The Oligomycin-sensitive Adenosine Diphosphate-Adenosine Triphosphate Exchange in an Inner Membrane Matrix Fraction of Rat Liver Mitochondria

Abstract

Abstract In the absence of added Mg++, the inner membrane matrix fraction of rat liver mitochondria catalyzed an oligomycin-sensitive ADP-ATP exchange reaction but failed to catalyze significant transphosphorylations between the following substrate pairs: UDP-UTP, CDP-CTP, GDP-GTP, ADP-UTP, ADP-GTP, and ADP-ADP. The inner membrane matrix ADP-ATP exchange was inhibited by low concentrations of not only oligomycin, but also aurovertin, 2,4-dinitrophenol, sodium oleate, carbonylcyanide p-trifluoromethoxyphenylhydrazone, atractyloside, p-chloromercuribenzoate, Ag+, Ca++, Sr++, and a salicylanilide-uncoupling agent. Phosphate in excess of 4.0 mm inhibited the ADP-ATP exchange, whereas lower concentrations of this anion were without effect. Large decreases of oligomycin-sensitive ADP-ATP exchange activity accompanied loss of acceptor control of respiration in the inner membrane matrix brought about by the following mild procedures: incubation at 37°, freezing and thawing, and titration with Mg++. Lubrol WX completely inhibited the oligomycin-sensitive exchange. In the absence of added Mg++, the inner membrane matrix also catalyzed an inorganic orthophosphate-ATP exchange reaction and oxidative phosphorylation at significantly high rates. Concentrations of atractyloside, oligomycin, and 2,4-dinitrophenol which maximally inhibited the ADP-ATP exchange also provided maximal inhibition of these activities.

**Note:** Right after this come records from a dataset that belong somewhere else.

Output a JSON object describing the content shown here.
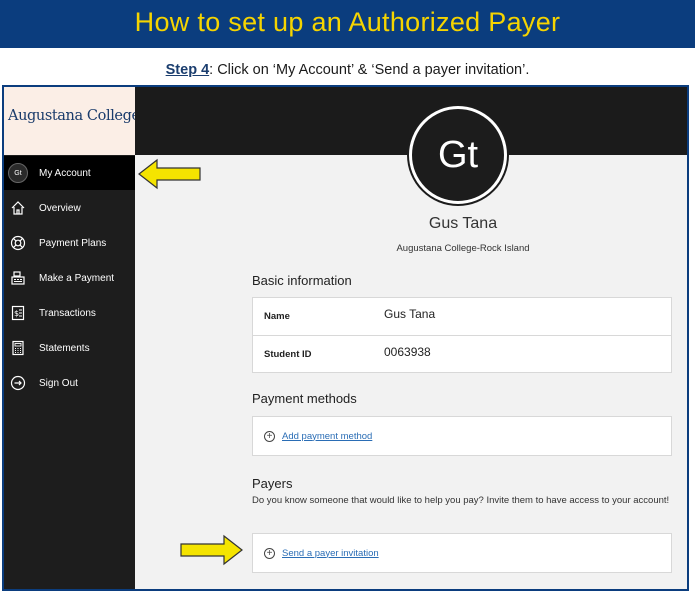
{
  "banner": {
    "title": "How to set up an Authorized Payer"
  },
  "step": {
    "number": "Step 4",
    "text": ":  Click on ‘My Account’ & ‘Send a payer invitation’."
  },
  "sidebar": {
    "logo": "Augustana College",
    "items": [
      {
        "label": "My Account",
        "icon": "avatar",
        "initials": "Gt",
        "active": true
      },
      {
        "label": "Overview",
        "icon": "home-icon"
      },
      {
        "label": "Payment Plans",
        "icon": "lifebuoy-icon"
      },
      {
        "label": "Make a Payment",
        "icon": "register-icon"
      },
      {
        "label": "Transactions",
        "icon": "receipt-icon"
      },
      {
        "label": "Statements",
        "icon": "calculator-icon"
      },
      {
        "label": "Sign Out",
        "icon": "sign-out-icon"
      }
    ]
  },
  "profile": {
    "initials": "Gt",
    "name": "Gus Tana",
    "school": "Augustana College-Rock Island"
  },
  "basic_info": {
    "title": "Basic information",
    "rows": [
      {
        "label": "Name",
        "value": "Gus Tana"
      },
      {
        "label": "Student ID",
        "value": "0063938"
      }
    ]
  },
  "payment_methods": {
    "title": "Payment methods",
    "add_label": "Add payment method"
  },
  "payers": {
    "title": "Payers",
    "description": "Do you know someone that would like to help you pay? Invite them to have access to your account!",
    "invite_label": "Send a payer invitation"
  },
  "colors": {
    "banner_bg": "#0b3d7e",
    "banner_text": "#f5d400",
    "sidebar_bg": "#1d1d1d",
    "link": "#2a6db5",
    "arrow": "#f5e400"
  }
}
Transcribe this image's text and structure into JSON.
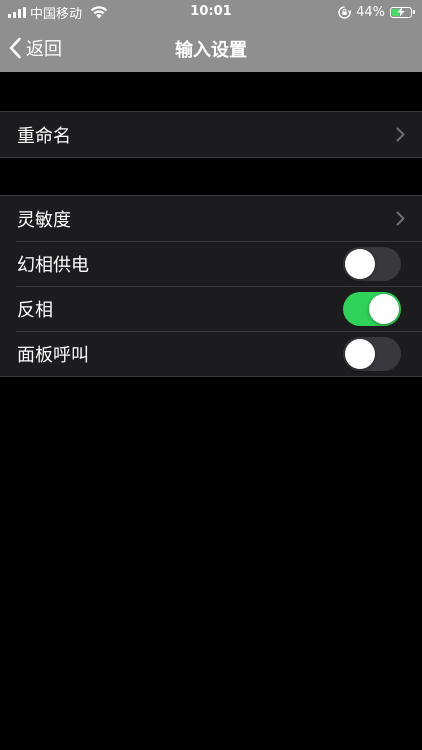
{
  "status_bar": {
    "carrier": "中国移动",
    "time": "10:01",
    "battery_percent": "44%",
    "battery_level": 0.44,
    "icons": [
      "signal-icon",
      "wifi-icon",
      "rotation-lock-icon",
      "battery-charging-icon"
    ]
  },
  "nav": {
    "back_label": "返回",
    "title": "输入设置"
  },
  "groups": [
    {
      "rows": [
        {
          "label": "重命名",
          "type": "disclosure"
        }
      ]
    },
    {
      "rows": [
        {
          "label": "灵敏度",
          "type": "disclosure"
        },
        {
          "label": "幻相供电",
          "type": "toggle",
          "on": false
        },
        {
          "label": "反相",
          "type": "toggle",
          "on": true
        },
        {
          "label": "面板呼叫",
          "type": "toggle",
          "on": false
        }
      ]
    }
  ],
  "colors": {
    "nav_background": "#8f8f8f",
    "page_background": "#000000",
    "cell_background": "#1c1c1e",
    "toggle_on": "#30d158",
    "toggle_off": "#39393d"
  }
}
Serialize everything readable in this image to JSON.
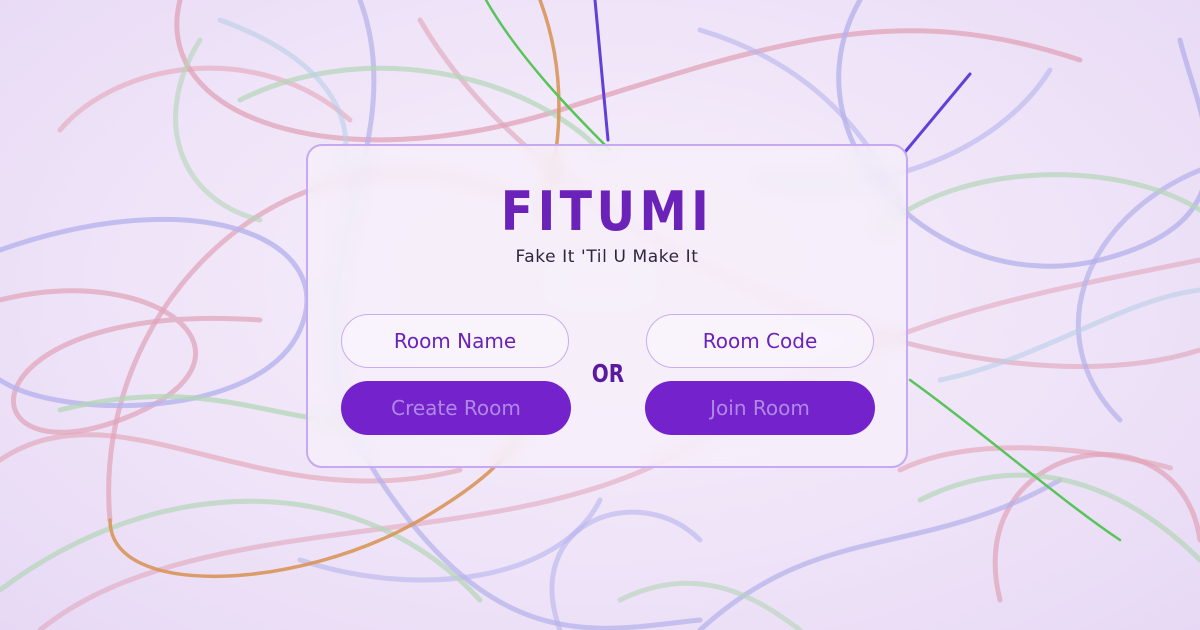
{
  "app": {
    "title": "FITUMI",
    "subtitle": "Fake It 'Til U Make It"
  },
  "create": {
    "room_name_placeholder": "Room Name",
    "button_label": "Create Room"
  },
  "join": {
    "room_code_placeholder": "Room Code",
    "button_label": "Join Room"
  },
  "separator": "OR",
  "colors": {
    "accent": "#7423cc",
    "title": "#6a22b8",
    "button_text": "#b088e6",
    "border": "#c6a9f1"
  }
}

These findings strengthen the hypothesis that the oligomycin-sensitive ADP-ATP exchange is catalyzed by an enzyme system normally participating in oxidative phosphorylation. It is suggested that this enzyme system is most likely a highly ordered membrane complex containing, at the minimum, the mitochondrial ATPase, an oligomycin sensitivity-conferring factor, and a divalent cation.